UNEP’s analysis of 108 company sustainability reports found that they typically disclose data on four key areas:
- Greenhouse Gas Emissions (reported by 95 per cent of surveyed companies);
- Energy (83 per cent);
- Water (81 per cent);
- Materials/Waste (75 per cent).
However, the quality of these reports is insufficient to represent the full impacts of a company’s use of resources and materials on the environment and on communities. Such information would improve corporate decision-making and add value to businesses in the short and long terms.
“Corporate sustainability reporting needs to be rapidly elevated from focusing on incremental, isolated improvements to corporate environmental impacts,” said Arab Hoballah, Chief of UNEP’s Sustainable Cities and Lifestyles Branch. “It should instead serve to catalyze business operations along value chains to achieve the kind of transformative change necessary to accomplish the Sustainable Development Goals and objectives by 2030. This is precisely what is needed to encourage countries and companies to act effectively at their respective levels.”

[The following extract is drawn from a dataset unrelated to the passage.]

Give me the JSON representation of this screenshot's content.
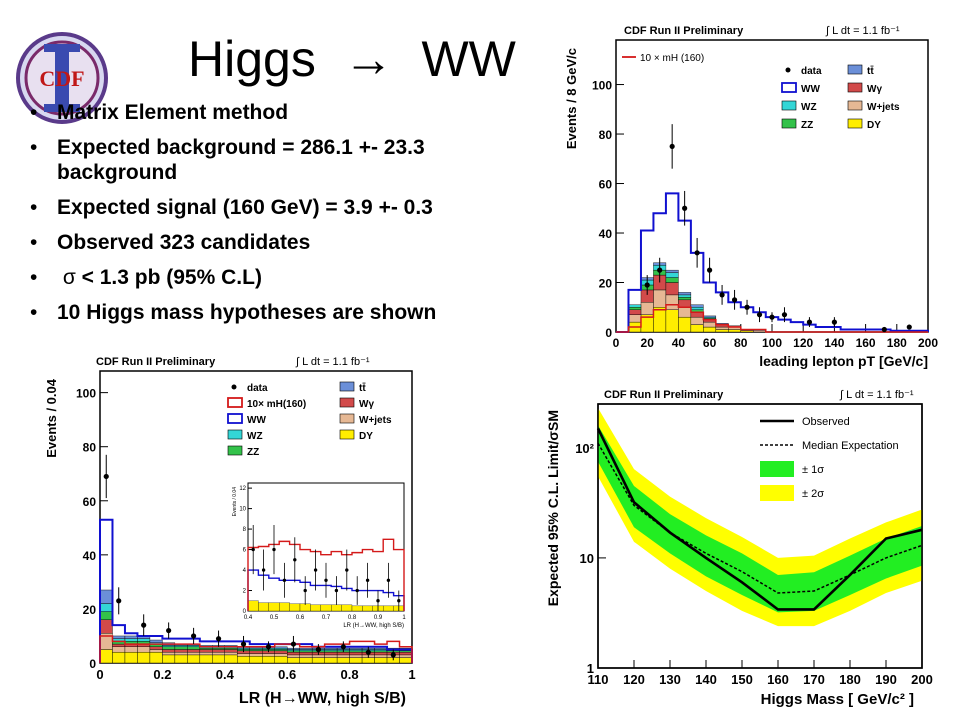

The report urges more action and accountability, especially when addressing water and resources use, which may also unlock other possible emissions sources in value chains. It also calls for companies to set sustainability goals based on science-based targets.
According to the report, the key challenges in quality sustainability reporting are:
- The need for harmonizing and strengthening of materiality determination, and assurance methodologies.
- The need for greater collaborative reporting, through more engagement with upstream value chains (e.g. suppliers) and downstream stakeholders, to transform sustainability reporting from the current one-way, broadcast-type format to a more multi-directional, dynamic, ongoing exchange with all relevant stakeholders.
- An alarming under-use of the sustainability context principle – placing performance of a company in the context of the limits and demands on environmental or social resources.
Brigitte Burnett, Head of Sustainability at Nedbank, one of the companies surveyed in the research, said: “Nedbank’s Fair Share 2030 strategy – and how we report on it – considers the impact of our lending practices within the broader socio-economic and environmental operating context. We believe this approach aligns with Global Reporting Initiative’s (GRI) Sustainability Context Principle, as spotlighted in UNEP’s Raising the Bar report.
“We find that a context-based approach to strategy development greatly enhances our ability to identify innovative funding opportunities and new markets. Through this, we are able to align the interests of our business with our clients and society at large, thereby helping to create a thriving future for all.”
The report also identifies four key stakeholder constituencies with the largest influence over the quality of sustainability reporting:
- Long-term investors;
- Stock exchanges;
- Governments;
- Companies collaborating with their value chains.
“Investors rely on robust, accurate, contextualized and comparable information on company sustainability performance,” said Ole Buhl, Head of Environment, Social & Governance at Arbejdsmarkedets Tillægspension (ATP). “The UNEP Raising the Bar report demonstrates the distance still needed to travel before sustainability reporting fits the bill on all these fronts.
“Investors have a wide diversity of disclosure needs to inform their decisions that are currently met only sporadically, so we are eager for reporting that more consistently and comprehensively meets investor and stakeholder needs.”
Civil society and non-governmental organizations , although not part of the research, are recognized as those stakeholders who can strongly influence the quality of corporate-level sustainability reporting.
Gine Zwart, Senior Policy Advisor at Oxfam Novib, said, “This report shows the importance of raising the bar on corporate sustainability reporting. It is in the best interests of companies to make these reports meet high standards of consistent quality that cover material issues core to the business and its stakeholders.
“For organizations like Oxfam, this is also an essential requirement to come to collaboration between companies and civil society organization to reach the sustainable outcomes we all want to see.”